Die Angst schien sie zu lähmen und gleichzeitig zum Fliehen zu drängen. Sie rang mit sich. Krümmte sich im Boot vor und zurück als habe sie körperliche Schmerzen. „Du kannst mich nicht zwingen!", rief sie, schon halb im Weinen und noch während sie den Satz laut aussprach, wusste sie, dass er dumm gewesen war.

Natürlich, er konnte sie nicht zwingen. Und das würde er auch nicht. Nichts war ihm kostbarer als ihre Freiheit. Es war ihre Entscheidung, ihre allein.

Wieder sah sie nach oben zum Haus. Dann wandte sie den Kopf und blickte hinter sich auf das offene Meer. Wie lange würde es dauern, bis sie in der Bucht war, von der Claudia gesprochen hatte? Sicher nicht länger als eine halbe Stunde. Das konnte sie schaffen. Und dann? Sie musste sich nach Rom durchschlagen, vielleicht sogar weiter, zurück nach Jerusalem, nach Alexandria oder Korinth. Gleich welches Ziel sie wählte, es würde ein langer Weg werden, schwierig, aber nicht unmöglich. Ihre Chancen sanken allerdings mit jeder Minute, die sie zögerte...

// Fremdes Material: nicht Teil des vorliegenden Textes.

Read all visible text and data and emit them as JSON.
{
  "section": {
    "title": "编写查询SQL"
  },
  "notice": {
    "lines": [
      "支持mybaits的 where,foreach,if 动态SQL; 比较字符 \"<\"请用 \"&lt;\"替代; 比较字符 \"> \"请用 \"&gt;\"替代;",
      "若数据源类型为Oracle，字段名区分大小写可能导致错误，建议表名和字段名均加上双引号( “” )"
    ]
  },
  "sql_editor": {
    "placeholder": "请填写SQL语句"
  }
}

Haus, Meer, Haus, Meer...Beide Wege lagen vor ihr wie aufgezeichnet. An einem Ende erwarte sie Ungewissheit, am anderem wusste sie ganz genau, was auf sie zukommen würde...

...Gleich welchen Weg du wählst, ich werde mit dir gehen...

Sie fühlte die Worte, spürte die Wahrheit in ihnen, als sie in ihrem Bewusstsein widerhallten.

...Erinnere dich: Ich bin bei euch alle Tage bis ans Ende der Welt. Ich lasse dich nicht fallen...

Veronika atmete aus. „Gut..." Ein letztes Mal sah sie zum Haus hinauf, bevor sie die Hand ausstreckte und nach den Rudern griff. „Dann lass uns gehen, Herr."